Cerrahi tedavi seçeneği ise fonomikrocerrahi olarak adlandırılan ve ses boşluğunda bulunan jelatinöz maddenin alınması için gerçekleştirilen cerrahi işlem olmaktadır. Ancak reinke ödemi ameliyatından sonra hastaların seslerini tam olarak dinlendirmeleri gerekmektedir. Bu döneminde ki hastaların tam olarak sessizliğe bürünmeleri ve operasyon yapılan bölgedeki yaraların iyileşmesi için ses tellerinin hiçbir şekilde kullanılmaması gerekmektedir.
Ameliyat sonrasında ses ellerinin dinlendirilme süresi sona erdikten sonra hastalardan normal ses tonlarından daha ince ve zayıf bir ses tonuna sahip olmaları normal ve beklenen bir durum olmaktadır. Sesin kendi tonuna gelmesi için ses tellerinin tamamen iyileşmesi gerekmektedir. Daha sonrasında hastalar kendi seslerine kavuşmaktadır.
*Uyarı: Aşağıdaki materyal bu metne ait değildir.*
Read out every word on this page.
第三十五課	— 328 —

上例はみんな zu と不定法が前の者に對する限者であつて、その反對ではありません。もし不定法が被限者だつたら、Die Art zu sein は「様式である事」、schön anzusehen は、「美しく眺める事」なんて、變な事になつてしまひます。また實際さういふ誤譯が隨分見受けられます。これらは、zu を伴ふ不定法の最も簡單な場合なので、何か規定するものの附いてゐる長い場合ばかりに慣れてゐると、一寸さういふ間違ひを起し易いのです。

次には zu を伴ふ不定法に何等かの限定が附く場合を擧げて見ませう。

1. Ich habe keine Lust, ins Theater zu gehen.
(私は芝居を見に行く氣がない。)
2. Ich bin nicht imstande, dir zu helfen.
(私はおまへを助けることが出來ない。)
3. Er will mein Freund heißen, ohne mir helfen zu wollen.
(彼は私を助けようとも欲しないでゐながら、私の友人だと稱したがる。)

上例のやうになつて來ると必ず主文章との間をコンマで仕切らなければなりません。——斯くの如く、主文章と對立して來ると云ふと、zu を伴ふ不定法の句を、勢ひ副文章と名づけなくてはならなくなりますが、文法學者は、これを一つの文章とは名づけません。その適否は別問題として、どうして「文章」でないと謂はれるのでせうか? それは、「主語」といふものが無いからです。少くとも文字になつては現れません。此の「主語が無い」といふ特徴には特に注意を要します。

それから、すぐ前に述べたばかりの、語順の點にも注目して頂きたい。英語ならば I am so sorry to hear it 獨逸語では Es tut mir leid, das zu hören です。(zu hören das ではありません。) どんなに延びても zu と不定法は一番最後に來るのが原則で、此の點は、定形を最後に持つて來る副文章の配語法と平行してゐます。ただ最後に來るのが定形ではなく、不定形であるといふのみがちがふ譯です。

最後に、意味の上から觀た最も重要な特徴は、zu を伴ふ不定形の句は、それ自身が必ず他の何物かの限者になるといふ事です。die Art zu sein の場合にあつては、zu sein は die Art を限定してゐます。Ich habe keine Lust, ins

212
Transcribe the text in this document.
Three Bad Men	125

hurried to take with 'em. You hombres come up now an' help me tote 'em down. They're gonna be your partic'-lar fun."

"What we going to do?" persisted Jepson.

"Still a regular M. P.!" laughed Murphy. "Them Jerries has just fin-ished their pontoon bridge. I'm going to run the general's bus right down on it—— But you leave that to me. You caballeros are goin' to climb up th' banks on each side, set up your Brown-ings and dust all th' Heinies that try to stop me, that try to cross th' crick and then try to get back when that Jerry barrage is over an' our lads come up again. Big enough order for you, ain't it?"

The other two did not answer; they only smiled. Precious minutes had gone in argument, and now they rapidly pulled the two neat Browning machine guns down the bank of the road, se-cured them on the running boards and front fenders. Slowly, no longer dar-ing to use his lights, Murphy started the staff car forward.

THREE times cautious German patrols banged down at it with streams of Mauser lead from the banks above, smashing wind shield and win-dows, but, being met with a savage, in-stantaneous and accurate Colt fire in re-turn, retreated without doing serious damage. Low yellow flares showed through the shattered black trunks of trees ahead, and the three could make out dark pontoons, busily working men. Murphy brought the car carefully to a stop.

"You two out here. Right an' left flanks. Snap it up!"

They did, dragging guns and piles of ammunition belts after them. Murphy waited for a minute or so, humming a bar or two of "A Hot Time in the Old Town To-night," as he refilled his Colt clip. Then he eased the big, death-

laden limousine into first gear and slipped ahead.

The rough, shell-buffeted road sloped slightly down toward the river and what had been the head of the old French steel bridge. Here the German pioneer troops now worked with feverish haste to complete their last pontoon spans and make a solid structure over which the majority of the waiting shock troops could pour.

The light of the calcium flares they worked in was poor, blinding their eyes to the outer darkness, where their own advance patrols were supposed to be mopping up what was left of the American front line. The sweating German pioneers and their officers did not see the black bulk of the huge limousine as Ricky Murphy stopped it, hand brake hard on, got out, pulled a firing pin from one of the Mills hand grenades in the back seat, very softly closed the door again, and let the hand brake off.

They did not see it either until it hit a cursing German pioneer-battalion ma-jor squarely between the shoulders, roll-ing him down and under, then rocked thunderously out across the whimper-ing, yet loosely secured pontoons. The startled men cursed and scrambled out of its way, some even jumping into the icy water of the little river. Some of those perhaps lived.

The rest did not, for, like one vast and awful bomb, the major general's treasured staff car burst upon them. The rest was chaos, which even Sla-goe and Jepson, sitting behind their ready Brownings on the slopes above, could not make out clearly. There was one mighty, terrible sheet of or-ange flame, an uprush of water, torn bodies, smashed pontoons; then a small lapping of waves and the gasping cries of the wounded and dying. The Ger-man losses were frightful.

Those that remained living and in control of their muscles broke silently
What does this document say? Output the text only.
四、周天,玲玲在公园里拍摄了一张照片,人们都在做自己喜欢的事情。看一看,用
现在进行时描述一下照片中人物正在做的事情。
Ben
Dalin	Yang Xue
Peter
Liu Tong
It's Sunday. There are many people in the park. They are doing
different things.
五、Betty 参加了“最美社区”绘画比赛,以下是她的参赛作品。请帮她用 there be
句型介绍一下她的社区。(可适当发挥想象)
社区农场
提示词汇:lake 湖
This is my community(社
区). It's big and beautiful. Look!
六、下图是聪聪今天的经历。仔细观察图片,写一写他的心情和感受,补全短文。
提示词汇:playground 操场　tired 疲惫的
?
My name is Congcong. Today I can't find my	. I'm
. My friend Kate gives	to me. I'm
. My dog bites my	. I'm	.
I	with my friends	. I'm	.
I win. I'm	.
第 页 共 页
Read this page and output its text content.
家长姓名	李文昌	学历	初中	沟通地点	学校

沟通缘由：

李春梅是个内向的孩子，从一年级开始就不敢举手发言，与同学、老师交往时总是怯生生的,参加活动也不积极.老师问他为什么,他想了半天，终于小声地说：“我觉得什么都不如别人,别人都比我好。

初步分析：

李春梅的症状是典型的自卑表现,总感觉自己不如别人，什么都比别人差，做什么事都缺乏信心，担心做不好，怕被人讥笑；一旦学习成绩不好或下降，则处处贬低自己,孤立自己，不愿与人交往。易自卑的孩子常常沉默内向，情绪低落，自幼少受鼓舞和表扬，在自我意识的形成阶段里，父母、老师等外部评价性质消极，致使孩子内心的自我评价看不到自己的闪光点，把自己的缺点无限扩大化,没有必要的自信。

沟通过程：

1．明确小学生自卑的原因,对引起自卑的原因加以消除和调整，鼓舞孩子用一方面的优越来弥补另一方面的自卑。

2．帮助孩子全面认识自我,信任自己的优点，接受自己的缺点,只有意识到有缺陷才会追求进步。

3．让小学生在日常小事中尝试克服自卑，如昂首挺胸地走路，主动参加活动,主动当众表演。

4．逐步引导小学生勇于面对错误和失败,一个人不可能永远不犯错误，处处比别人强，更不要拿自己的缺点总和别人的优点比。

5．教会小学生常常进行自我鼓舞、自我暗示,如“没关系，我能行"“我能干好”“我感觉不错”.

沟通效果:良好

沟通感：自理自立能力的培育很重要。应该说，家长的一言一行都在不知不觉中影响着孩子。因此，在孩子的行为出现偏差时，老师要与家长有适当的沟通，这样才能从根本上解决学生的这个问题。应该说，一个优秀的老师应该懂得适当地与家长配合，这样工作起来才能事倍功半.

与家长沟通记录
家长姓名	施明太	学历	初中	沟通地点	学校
Ameliyat ve istirahat sonrasında hastalara genellikle ses terapisi önerilmektedir. Bu sayede hastalar kendi seslerine daha çabuk kavuşurlar. Ameliyat sonrasında uygulanan bu rehabilitasyon ile hem işlem görmüş ses telinin tekrar işlevini öğrenmesi hem de daha sonrasında hastaların seslerini doğru bir şekilde kullanmayı öğrenmesini sağlamaktadır.